Teatro Pubblico Ligure, in collaborazione con il Comune di Chiavari, porta a Chiavari uno spettacolo

ideato e diretto da Sergio Maifredi. Domenica 22 luglio, alle ore 21, David Riondino e Dario Vergassola sono gli interpreti di Odissea un racconto mediterraneo, moderni cantori del canto XXIV, L’ultima Odissea. Il ciclo nel suo complesso affida i canti del poema omerico ad altrettanti protagonisti della cultura contemporanea, ognuno con il suo stile. Ogni serata ha una sua autonomia narrativa, ma si inserisce in un contesto più ampio che prevede la lettura di tutta la storia di Odisseo. Lo spettacolo si tiene in piazza Davide Gagliardo, dove si affaccia il Museo Marinaro Tommasino-Andreatta, fondato nel 1977, nell'antica Casa Gotuzzo a Chiavari, da Franco "Mario" Tommasino e da Ernani Andreatta. La piazza per quasi due secoli è stata chiamata Ciassa dei Barchi, perché oltre duecento velieri oceanici sono, chiamati in gergo chiamati in barchi, sono stati costruiti proprio lì, nell’antico cantiere navale Gotuzzo.

 

Questo è il racconto che affrontano Riondino e Vergassola.

Che il viaggio non sarebbe terminato con l’arrivo a Itaca, Odisseo lo sa bene da quando, nel regno dei morti, ha incontrato Tiresia, al nono canto. L’indovino cieco glielo ha predetto: dovrà, dopo la strage dei pretendenti, rimettersi in cammino, per terra questa volta, lontano dal mare, portando sulla spalla un remo, come una croce, come un’espiazione.

La meta non avrà le coordinate precise che individuano Itaca sulla carte nautiche.

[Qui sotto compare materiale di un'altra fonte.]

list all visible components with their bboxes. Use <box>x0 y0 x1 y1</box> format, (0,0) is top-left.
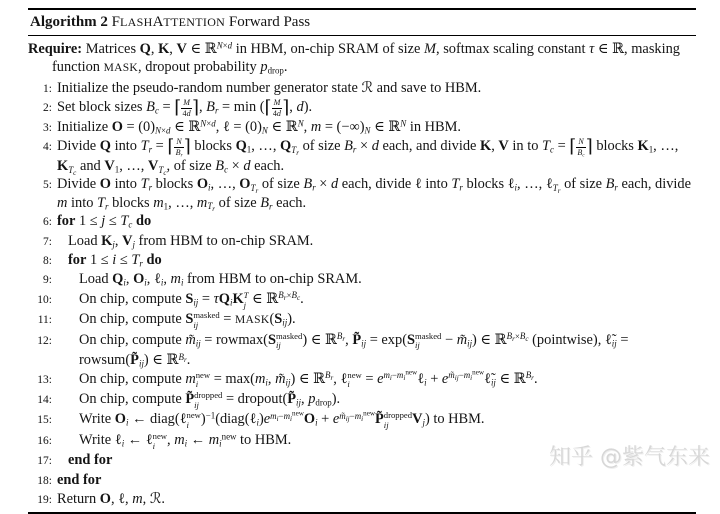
algorithm-box <box>28 8 696 514</box>
line-number: 5: <box>43 179 52 192</box>
algorithm-line <box>28 212 696 231</box>
algorithm-label: Algorithm 2 <box>30 14 108 30</box>
algorithm-line <box>28 79 696 98</box>
line-number: 6: <box>43 216 52 229</box>
line-content: Divide Q into $T_r$ = ⌈ $\frac{N}{B_r}$ ⌉ blocks $Q_1$, …, $Q_{T_r}$ of size $B_r \times d$ each, and divide K, V in to $T_c$ = ⌈ $\frac{N}{B_c}$ ⌉ blocks $K_1$, …, $K_{T_c}$ and $V_1$, …, $V_{T_c}$, of size $B_c \times d$ each. <box>57 136 679 177</box>
require-row <box>28 40 696 78</box>
line-content: Return O, ℓ, m, ℛ. <box>57 491 165 508</box>
line-content: Set block sizes $B_c$ = ⌈ $\frac{M}{4d}$ ⌉, $B_r = \min$ (⌈ $\frac{M}{4d}$ ⌉, d). <box>57 97 313 118</box>
line-number: 12: <box>37 334 52 347</box>
line-number: 14: <box>37 393 52 406</box>
line-content: On chip, compute $m̃_{ij} = rowmax(S$ masked ij ) ∈ ℝ$^{B_r}$, $P̃_{ij} = \exp(S$ masked ij − $m̃_{ij}$) ∈ ℝ$^{B_r\times B_c}$ (pointwise), $\ell̃_{ij}$ = $rowsum(P̃_{ij})$ ∈ ℝ$^{B_r}$. <box>79 330 629 369</box>
algorithm-line <box>28 370 696 390</box>
algorithm-line <box>28 251 696 270</box>
line-content: Initialize the pseudo-random number generator state ℛ and save to HBM. <box>57 79 482 96</box>
line-number: 2: <box>43 102 52 115</box>
algorithm-line <box>28 331 696 370</box>
line-content: for $1 \le i \le T_r$ do <box>68 252 162 269</box>
line-number: 13: <box>37 373 52 386</box>
require-text: Matrices Q, K, V ∈ ℝ$^{N\times d}$ in HBM, on-chip SRAM of size M, softmax scaling constant τ ∈ ℝ, masking function MASK, dropout probability $p_{drop}$. <box>52 40 681 77</box>
line-number: 1: <box>43 82 52 95</box>
algorithm-title: FLASHATTENTION Forward Pass <box>111 14 311 30</box>
line-number: 7: <box>43 235 52 248</box>
algorithm-line <box>28 390 696 410</box>
line-content: On chip, compute P̃ dropped ij = $dropout(P̃_{ij}$, $p_{drop}$). <box>79 390 341 410</box>
line-number: 15: <box>37 414 52 427</box>
line-number: 11: <box>37 314 52 327</box>
watermark: 知乎 @紫气东来 <box>549 445 710 470</box>
line-content: On chip, compute $S_{ij} = \tau Q_iK$ T j ∈ ℝ$^{B_r\times B_c}$. <box>79 289 304 310</box>
line-number: 17: <box>37 455 52 468</box>
algorithm-header <box>28 10 696 36</box>
line-number: 16: <box>37 434 52 447</box>
line-number: 19: <box>37 494 52 507</box>
line-number: 9: <box>43 274 52 287</box>
line-content: Divide O into $T_r$ blocks $O_i$, …, $O_{T_r}$ of size $B_r \times d$ each, divide ℓ into $T_r$ blocks ℓ$_i$, …, ℓ$_{T_r}$ of size $B_r$ each, divide m into $T_r$ blocks $m_1$, …, $m_{T_r}$ of size $B_r$ each. <box>57 176 692 214</box>
algorithm-line <box>28 471 696 490</box>
algorithm-line <box>28 410 696 430</box>
line-content: On chip, compute m new i = $\max(m_i$, $m̃_{ij}$) ∈ ℝ$^{B_r}$, ℓ new i = $e^{m_i-m_i^{new}}\ell_i$ + $e^{m̃_{ij}-m_i^{new}}\ell̃_{ij}$ ∈ ℝ$^{B_r}$. <box>79 368 538 390</box>
algorithm-line <box>28 310 696 330</box>
algorithm-body-wrap <box>28 36 696 509</box>
algorithm-line <box>28 290 696 310</box>
line-number: 3: <box>43 121 52 134</box>
algorithm-line <box>28 98 696 118</box>
algorithm-line <box>28 270 696 289</box>
line-content: On chip, compute S masked ij = $MASK(S_{ij})$. <box>79 310 296 331</box>
algorithm-line <box>28 232 696 251</box>
line-number: 8: <box>43 255 52 268</box>
algorithm-line <box>28 118 696 137</box>
algorithm-line <box>28 137 696 175</box>
line-content: Load $K_j$, $V_j$ from HBM to on-chip SRAM. <box>68 232 314 250</box>
line-content: Write ℓ$_i$ ← ℓ new i , $m_i$ ← $m_i^{new}$ to HBM. <box>79 430 292 451</box>
line-number: 10: <box>37 293 52 306</box>
line-number: 18: <box>37 474 52 487</box>
require-keyword: Require: <box>28 41 83 57</box>
line-number: 4: <box>43 141 52 154</box>
line-content: for $1 \le j \le T_c$ do <box>57 213 152 230</box>
line-content: Write $O_i$ ← diag(ℓ new i )$^{-1}(diag(\ell_i)e^{m_i-m_i^{new}}O_i$ + $e^{m̃_{ij}-m_i^{new}}P̃$ dropped ij $V_j$) to HBM. <box>79 409 485 431</box>
line-content: end for <box>57 471 102 488</box>
algorithm-line <box>28 490 696 509</box>
line-content: end for <box>68 452 113 469</box>
line-content: Initialize $O = (0)_{N\times d}$ ∈ ℝ$^{N\times d}$, ℓ = $(0)_N$ ∈ ℝ$^N$, $m = (-\infty)_N$ ∈ ℝ$^N$ in HBM. <box>57 118 462 136</box>
algorithm-line <box>28 175 696 212</box>
line-content: Load $Q_i$, $O_i$, ℓ$_i$, $m_i$ from HBM to on-chip SRAM. <box>79 271 362 289</box>
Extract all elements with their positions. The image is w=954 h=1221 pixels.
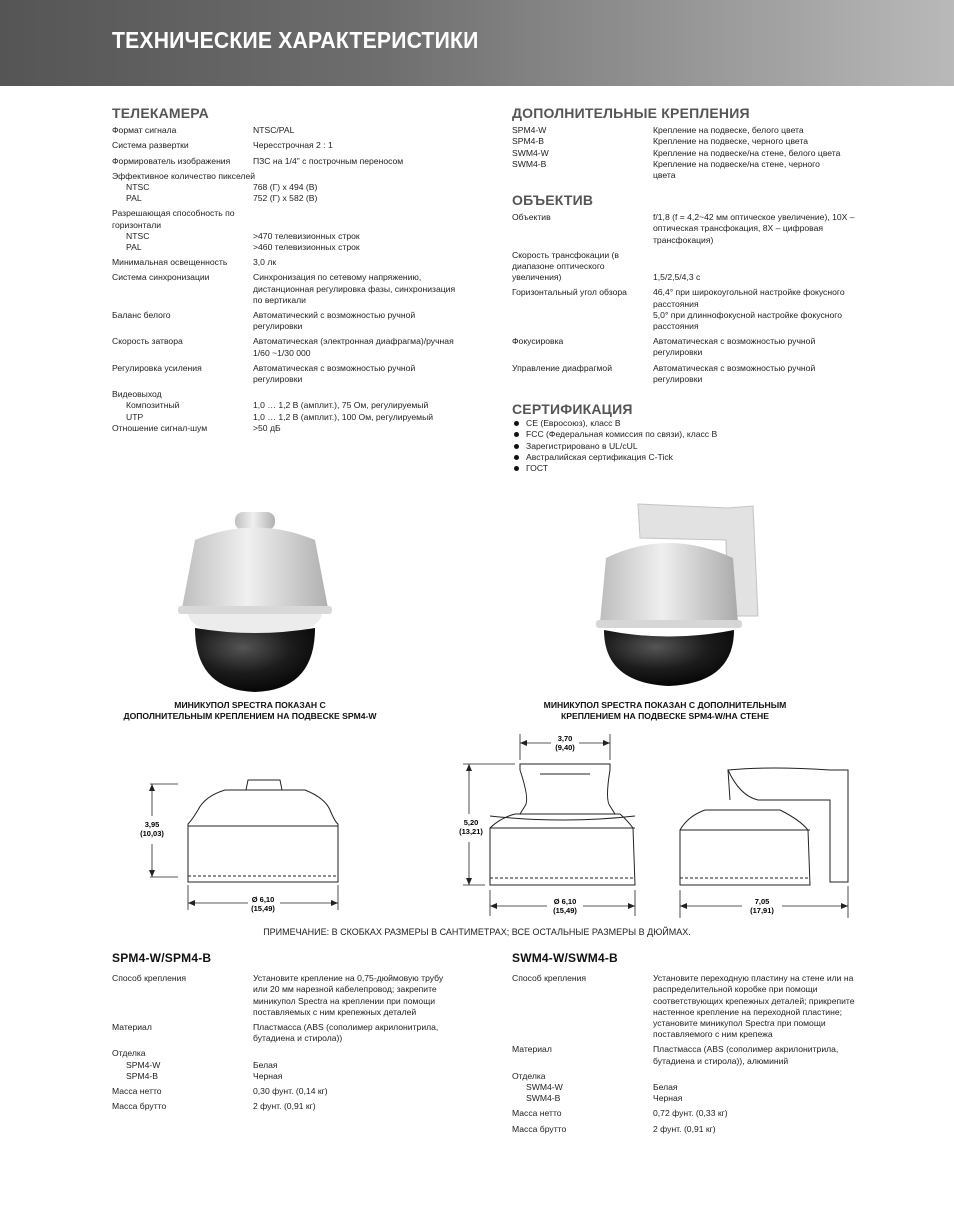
spec-value: 0,72 фунт. (0,33 кг) bbox=[653, 1108, 728, 1119]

Ma quando Odisseo sarà così lontano dal mare che, al suo passare, la gente scambierà il remo per un ventilabro allora sarà giunto alla fine delle sue fatiche. Potrà fare sacrifici agli Dèi e tornare in patria. Questo viaggio per terra è una seconda Odissea a cui Omero allude e che con molte probabilità è pure esistita in forma orale e scritta ma di cui le tracce si sono perdute. Riondino e Vergassola da lì partono, dai patti di pace, che chiudono i ventiquattro canti dell’Odissea che conosciamo e ci trasportano in un’altra Odissea tutta immaginata, enigmatica e misteriosa e forse mai scritta se non l’immaginario di ognuno di noi. Ovviamente, come è nel carattere di Riondino e Vergassola, con ironia, intelligenza, irriverenza.